Siguen conversando, pero empieza a haber trances de silencio, y los dos se dan cuenta, aunque ella intenta animosamente cubrirlos con palabras detrás de las cuales ya hay una zona de sombra, de extrañeza o recelo. Tal vez imagina que ha cometido algún error, que ha dicho algo que no debía. Mientras tanto el señor Isaac Salama mira por la ventanilla cada vez que el tren llega a una estación y calcula cuántas faltan todavía para Casablanca, para la despedida que le parece tan irrevocable como si ya hubiera sucedido. Se injuria con rabia secreta a sí mismo, se desafía, se pone plazos, límites, se concede treguas de minutos, mientras la mujer le habla aún y le sonríe, mientras lo roza con sus manos desenvueltas, las rodillas tan cerca que chocan cuando el tren frena, y entonces el señor Salama aprieta con disimulo la gabardina sobre los muslos, no vaya a deslizarse hacia el suelo. Le dirá que él también va a Casablanca, se erguirá en el asiento cuando el tren se haya detenido y alcanzará sus dos muletas, no le permitirá que intente ayudarle a llevar su equipaje, porque en tantos años ya ha adquirido una agilidad y una fuerza en los brazos y en el torso que al principio no pudo imaginar que lograría, y cuando le faltan manos es capaz de sujetar algo con los dientes, o de mantener el equilibrio apoyándose contra una pared.

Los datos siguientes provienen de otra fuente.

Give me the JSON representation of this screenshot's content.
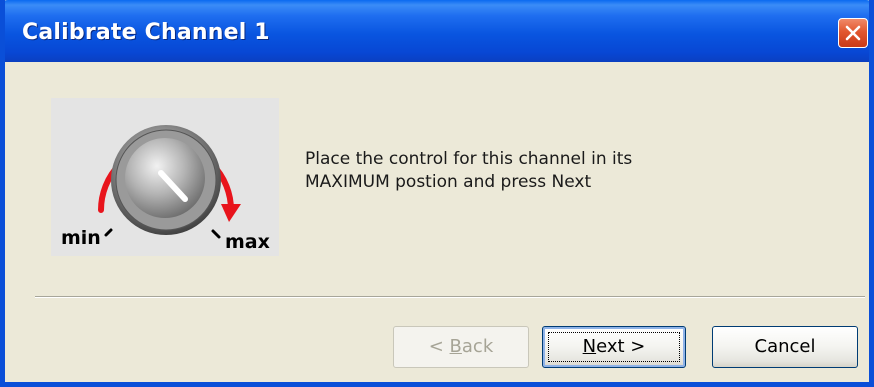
{
  "window": {
    "title": "Calibrate Channel 1"
  },
  "knob": {
    "min_label": "min",
    "max_label": "max"
  },
  "message": {
    "line1": "Place the control for this channel in its",
    "line2": "MAXIMUM postion and press Next"
  },
  "buttons": {
    "back_prefix": "< ",
    "back_mnemonic": "B",
    "back_rest": "ack",
    "next_mnemonic": "N",
    "next_rest": "ext >",
    "cancel": "Cancel"
  },
  "colors": {
    "titlebar": "#0955e0",
    "dialog_bg": "#ece9d8",
    "arrow": "#e8141c",
    "close_button": "#e2572f"
  },
  "icons": {
    "close": "close-x-icon",
    "knob": "rotary-knob-icon",
    "arrow": "clockwise-arrow-icon"
  }
}
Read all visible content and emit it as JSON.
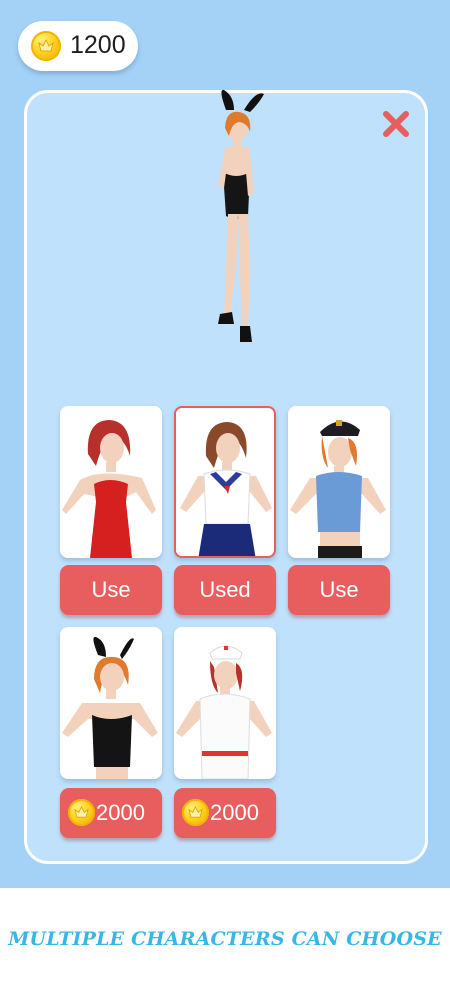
{
  "header": {
    "coin_balance": "1200",
    "coin_icon": "crown-coin-icon"
  },
  "panel": {
    "close_icon": "close-x-icon",
    "accent_color": "#e85e5e",
    "preview_character": "bunny-outfit",
    "characters": [
      {
        "outfit": "red-dress",
        "button_label": "Use",
        "selected": false
      },
      {
        "outfit": "school-uniform",
        "button_label": "Used",
        "selected": true
      },
      {
        "outfit": "police-uniform",
        "button_label": "Use",
        "selected": false
      },
      {
        "outfit": "bunny-outfit",
        "price": "2000",
        "selected": false
      },
      {
        "outfit": "nurse-uniform",
        "price": "2000",
        "selected": false
      }
    ]
  },
  "banner": {
    "text": "MULTIPLE CHARACTERS CAN CHOOSE",
    "color": "#38b7e6"
  }
}
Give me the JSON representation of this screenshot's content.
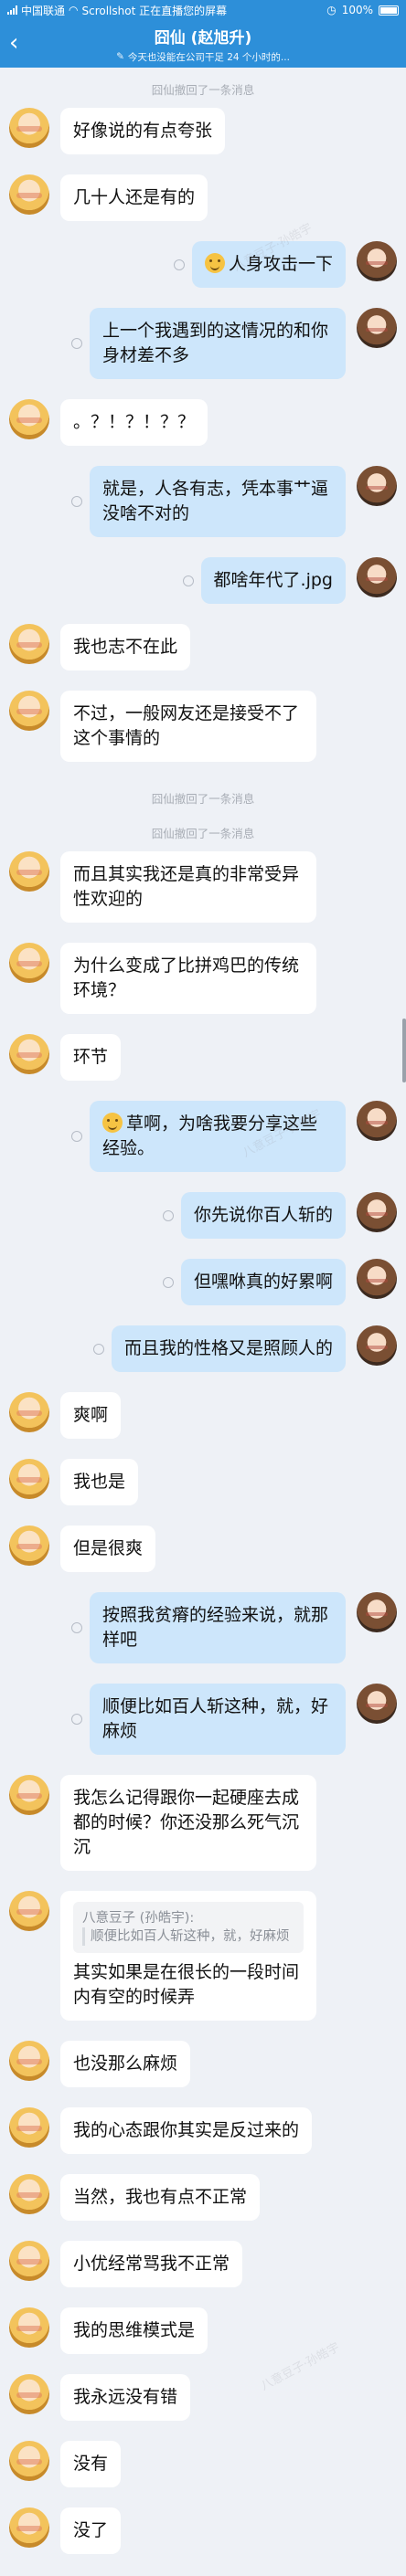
{
  "status_bar": {
    "carrier": "中国联通",
    "notice": "Scrollshot 正在直播您的屏幕",
    "battery": "100%"
  },
  "header": {
    "title": "囧仙 (赵旭升)",
    "subtitle": "今天也没能在公司干足 24 个小时的..."
  },
  "system_texts": {
    "recall": "囧仙撤回了一条消息"
  },
  "messages": [
    {
      "side": "left",
      "text": "好像说的有点夸张"
    },
    {
      "side": "left",
      "text": "几十人还是有的"
    },
    {
      "side": "right",
      "emoji": true,
      "text": "人身攻击一下"
    },
    {
      "side": "right",
      "text": "上一个我遇到的这情况的和你身材差不多"
    },
    {
      "side": "left",
      "text": "。？！？！？？"
    },
    {
      "side": "right",
      "text": "就是，人各有志，凭本事艹逼没啥不对的"
    },
    {
      "side": "right",
      "text": "都啥年代了.jpg"
    },
    {
      "side": "left",
      "text": "我也志不在此"
    },
    {
      "side": "left",
      "text": "不过，一般网友还是接受不了这个事情的"
    },
    {
      "side": "left",
      "text": "而且其实我还是真的非常受异性欢迎的"
    },
    {
      "side": "left",
      "text": "为什么变成了比拼鸡巴的传统环境？"
    },
    {
      "side": "left",
      "text": "环节"
    },
    {
      "side": "right",
      "emoji": true,
      "text": "草啊，为啥我要分享这些经验。"
    },
    {
      "side": "right",
      "text": "你先说你百人斩的"
    },
    {
      "side": "right",
      "text": "但嘿咻真的好累啊"
    },
    {
      "side": "right",
      "text": "而且我的性格又是照顾人的"
    },
    {
      "side": "left",
      "text": "爽啊"
    },
    {
      "side": "left",
      "text": "我也是"
    },
    {
      "side": "left",
      "text": "但是很爽"
    },
    {
      "side": "right",
      "text": "按照我贫瘠的经验来说，就那样吧"
    },
    {
      "side": "right",
      "text": "顺便比如百人斩这种，就，好麻烦"
    },
    {
      "side": "left",
      "text": "我怎么记得跟你一起硬座去成都的时候？你还没那么死气沉沉"
    },
    {
      "side": "left",
      "quote_author": "八意豆子 (孙皓宇):",
      "quote_text": "顺便比如百人斩这种，就，好麻烦",
      "text": "其实如果是在很长的一段时间内有空的时候弄"
    },
    {
      "side": "left",
      "text": "也没那么麻烦"
    },
    {
      "side": "left",
      "text": "我的心态跟你其实是反过来的"
    },
    {
      "side": "left",
      "text": "当然，我也有点不正常"
    },
    {
      "side": "left",
      "text": "小优经常骂我不正常"
    },
    {
      "side": "left",
      "text": "我的思维模式是"
    },
    {
      "side": "left",
      "text": "我永远没有错"
    },
    {
      "side": "left",
      "text": "没有"
    },
    {
      "side": "left",
      "text": "没了"
    }
  ]
}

Pero en el fondo sabe, y no ha dejado de saberlo ni un solo instante, que no se atreverá. Según el tren se va acercando a Casablanca la mujer le apunta su dirección y su teléfono, y le pide los suyos, que el señor Salama falsifica con desordenada caligrafía en un papel. El tren se ha detenido, y la mujer, de pie delante de él, se queda un poco confundida, extrañada de que él ni siquiera se levante para despedirse de ella, de que no le ayude a bajar su equipaje. No es probable que haya visto las muletas, bien disimuladas detrás de la bolsa del señor Salama, aunque también resulta tentador imaginar que si ha reparado en ellas, con perspicacia de mujer, y que ya había notado algo raro en las piernas demasiado juntas, tapadas por la gabardina. No se decide a inclinarse sobre el señor Salama para darle un beso, y le tiende la mano, le sonríe, encogiéndose de hombros, en un gesto de fatalidad o capitulación, le dice que la llame si se decide a parar en Casablanca en el viaje de vuelta, que ella lo llamará la próxima vez que vaya a Tánger. En el último instante el señor Salama tiene una tentación de incorporarse, o de no soltar la mano de ella y dejar que le alce con su apretón vigoroso. Tan fuerte es el impulso de no permitir que la mujer se vaya que casi le parece que vuelve a tener fuerzas en las piernas y que puede ponerse de pie sin la ayuda de nadie. Pero se queda quieto, y después de un instante de duda la mujer suelta su mano, toma la maleta, se vuelve por última vez hacia él y sale al pasillo, y él ya no llega a verla en el andén. Se echa hacia atrás en el asiento cuando el tren se pone en marcha, camino de una ciudad en la que no tiene nada que hacer, en la que deberá buscar un hotel para pasar la noche, un hotel cercano a la estación, porque deberá tomar a primera hora de la mañana un tren de vuelta a Casablanca. O tú a quien yo hubiera amado, recitó el señor Salama aquella tarde en su despacho del Ateneo Español, con la misma grave pesadumbre con que habría dicho los versículos del kaddish en memoria de su padre, mientras llegaba por la ventana abierta el sonido de la sirena de un barco y la salmodia de un muecín, oh tú que lo sabías.